ACLU Says, "Dump Handicapped Children"

AUTHOR

ACRU Staff

DATE

December 12, 2006

The facts for this article, but not the legal analysis, come from the Tucson Citizen of 15 November, 2006.

The newspaper filed this article saying that the ACLU of Arizona and People for the American Way had just filed suit to stop a state program in which disabled children received grants to allow them to attend private or parochial schools which offered services for their particular disabilities. The ACLU claimed that this amounted to “state funding for private or religious schools.”

The article says that a “key legal issue in the case will be whether the court finds that the beneficiaries are the children or the schools.” What the article does not say is that this issue has already been decided.

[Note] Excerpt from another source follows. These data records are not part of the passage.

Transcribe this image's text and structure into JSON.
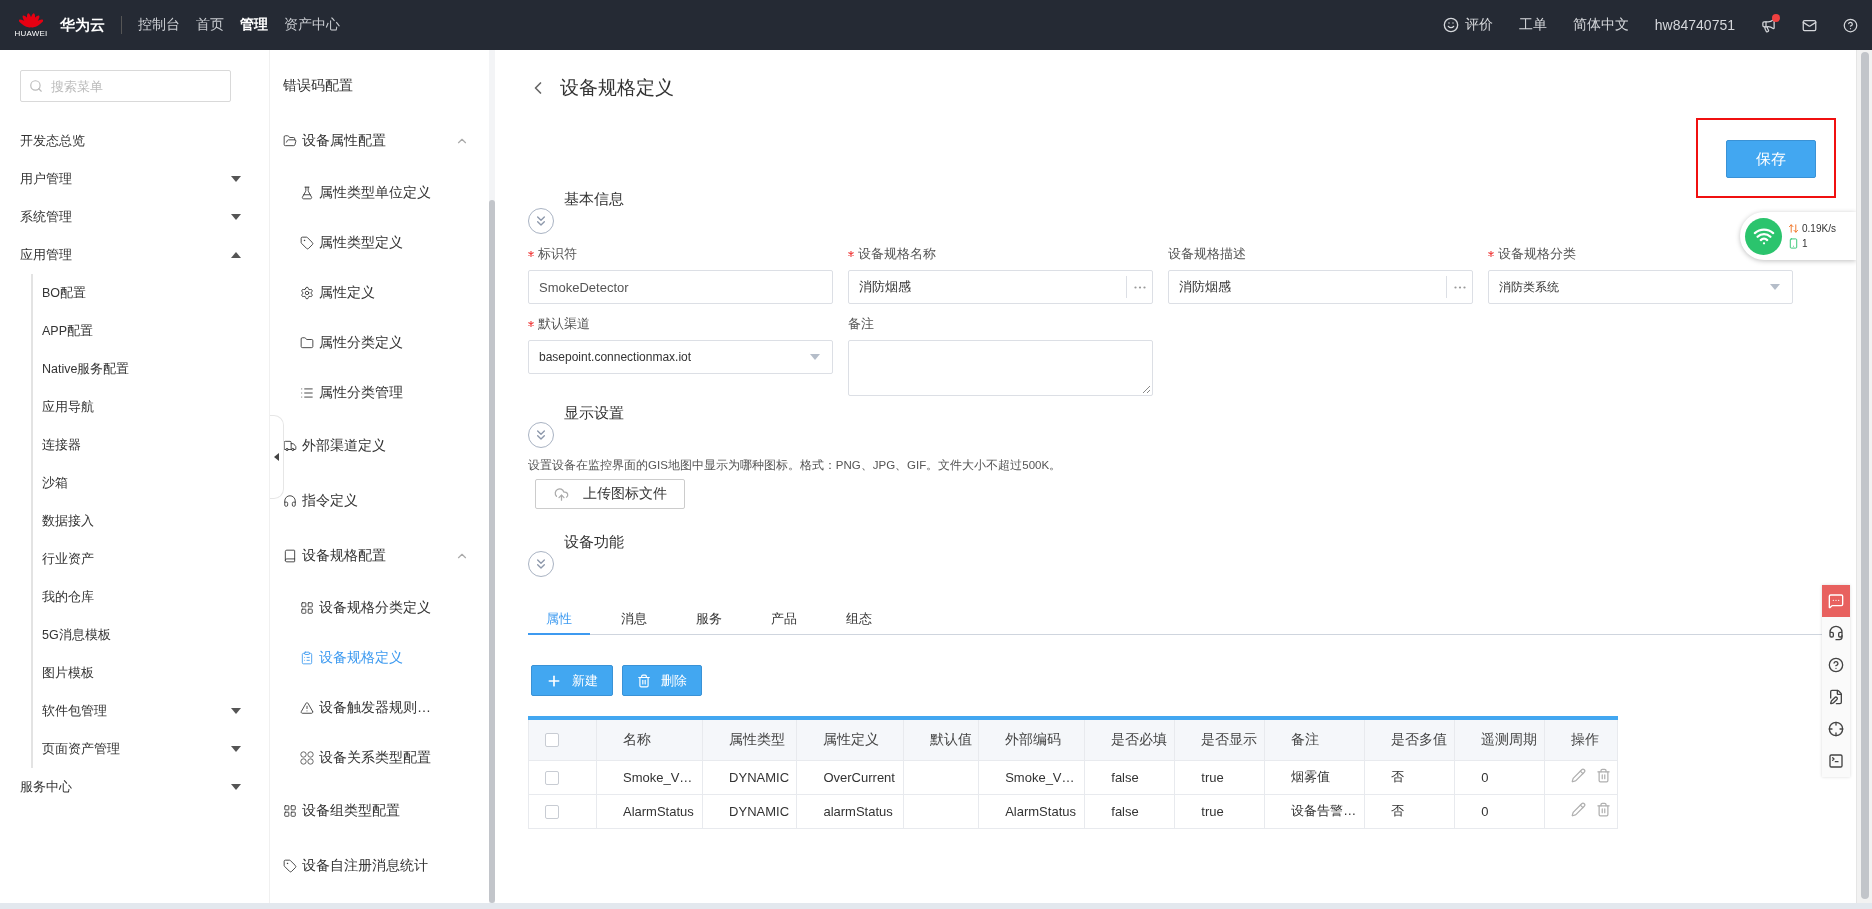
{
  "topbar": {
    "logo_text": "HUAWEI",
    "brand": "华为云",
    "nav": [
      {
        "label": "控制台",
        "selected": false
      },
      {
        "label": "首页",
        "selected": false
      },
      {
        "label": "管理",
        "selected": true
      },
      {
        "label": "资产中心",
        "selected": false
      }
    ],
    "links": [
      "评价",
      "工单",
      "简体中文",
      "hw84740751"
    ],
    "notification_dot": true
  },
  "sidebar": {
    "search_placeholder": "搜索菜单",
    "items": [
      {
        "label": "开发态总览"
      },
      {
        "label": "用户管理",
        "expanded": false
      },
      {
        "label": "系统管理",
        "expanded": false
      },
      {
        "label": "应用管理",
        "expanded": true,
        "children": [
          {
            "label": "BO配置"
          },
          {
            "label": "APP配置"
          },
          {
            "label": "Native服务配置"
          },
          {
            "label": "应用导航"
          },
          {
            "label": "连接器"
          },
          {
            "label": "沙箱"
          },
          {
            "label": "数据接入"
          },
          {
            "label": "行业资产"
          },
          {
            "label": "我的仓库"
          },
          {
            "label": "5G消息模板"
          },
          {
            "label": "图片模板"
          },
          {
            "label": "软件包管理",
            "expanded": false
          },
          {
            "label": "页面资产管理",
            "expanded": false
          }
        ]
      },
      {
        "label": "服务中心",
        "expanded": false
      }
    ]
  },
  "subnav": {
    "items": [
      {
        "label": "错误码配置",
        "selected": false
      },
      {
        "label": "设备属性配置",
        "selected": false,
        "expanded": true,
        "children": [
          {
            "label": "属性类型单位定义",
            "selected": false
          },
          {
            "label": "属性类型定义",
            "selected": false
          },
          {
            "label": "属性定义",
            "selected": false
          },
          {
            "label": "属性分类定义",
            "selected": false
          },
          {
            "label": "属性分类管理",
            "selected": false
          }
        ]
      },
      {
        "label": "外部渠道定义",
        "selected": false
      },
      {
        "label": "指令定义",
        "selected": false
      },
      {
        "label": "设备规格配置",
        "selected": false,
        "expanded": true,
        "children": [
          {
            "label": "设备规格分类定义",
            "selected": false
          },
          {
            "label": "设备规格定义",
            "selected": true
          },
          {
            "label": "设备触发器规则…",
            "selected": false
          },
          {
            "label": "设备关系类型配置",
            "selected": false
          }
        ]
      },
      {
        "label": "设备组类型配置",
        "selected": false
      },
      {
        "label": "设备自注册消息统计",
        "selected": false
      }
    ]
  },
  "page": {
    "title": "设备规格定义",
    "save_button": {
      "label": "保存",
      "highlighted": true
    },
    "network_widget": {
      "speed": "0.19K/s",
      "count": "1"
    },
    "basic": {
      "title": "基本信息",
      "fields": [
        {
          "label": "标识符",
          "required": true,
          "kind": "text",
          "value": "SmokeDetector",
          "disabled": true
        },
        {
          "label": "设备规格名称",
          "required": true,
          "kind": "picker",
          "value": "消防烟感",
          "disabled": false
        },
        {
          "label": "设备规格描述",
          "required": false,
          "kind": "picker",
          "value": "消防烟感",
          "disabled": false
        },
        {
          "label": "设备规格分类",
          "required": true,
          "kind": "select",
          "value": "消防类系统",
          "disabled": false
        },
        {
          "label": "默认渠道",
          "required": true,
          "kind": "select",
          "value": "basepoint.connectionmax.iot",
          "disabled": false
        },
        {
          "label": "备注",
          "required": false,
          "kind": "textarea"
        }
      ]
    },
    "display": {
      "title": "显示设置",
      "hint": "设置设备在监控界面的GIS地图中显示为哪种图标。格式：PNG、JPG、GIF。文件大小不超过500K。",
      "upload_button": "上传图标文件"
    },
    "functions": {
      "title": "设备功能",
      "tabs": [
        {
          "label": "属性",
          "selected": true
        },
        {
          "label": "消息",
          "selected": false
        },
        {
          "label": "服务",
          "selected": false
        },
        {
          "label": "产品",
          "selected": false
        },
        {
          "label": "组态",
          "selected": false
        }
      ],
      "buttons": [
        {
          "kind": "add",
          "label": "新建"
        },
        {
          "kind": "delete",
          "label": "删除"
        }
      ],
      "table": {
        "all_checked": false,
        "columns": [
          "名称",
          "属性类型",
          "属性定义",
          "默认值",
          "外部编码",
          "是否必填",
          "是否显示",
          "备注",
          "是否多值",
          "遥测周期",
          "操作"
        ],
        "rows": [
          {
            "checked": false,
            "cells": [
              "Smoke_V…",
              "DYNAMIC",
              "OverCurrent",
              "",
              "Smoke_V…",
              "false",
              "true",
              "烟雾值",
              "否",
              "0"
            ]
          },
          {
            "checked": false,
            "cells": [
              "AlarmStatus",
              "DYNAMIC",
              "alarmStatus",
              "",
              "AlarmStatus",
              "false",
              "true",
              "设备告警…",
              "否",
              "0"
            ]
          }
        ]
      }
    }
  }
}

The Supreme Court, in upholding several voucher systems generally, has determined that it is the students and their parents, not the schools, which are benefiting.

The same issue was present 60 years ago, when the G.I. Bill allowed millions of returning veterans of WW II to go to college. It was the veterans’ choice which accredited institution to attend, so it was not a constitutional problem if the veteran decided to attend Notre Dame, rather than Indiana University, for instance.

The case is even more compelling when the student is going to a specific school because it has a program addressed to his or her specific disability. This case is going nowhere. But it will be interesting to see whether the court awards attorneys fees and costs against the ACLU and People for the American Way for even filing this case.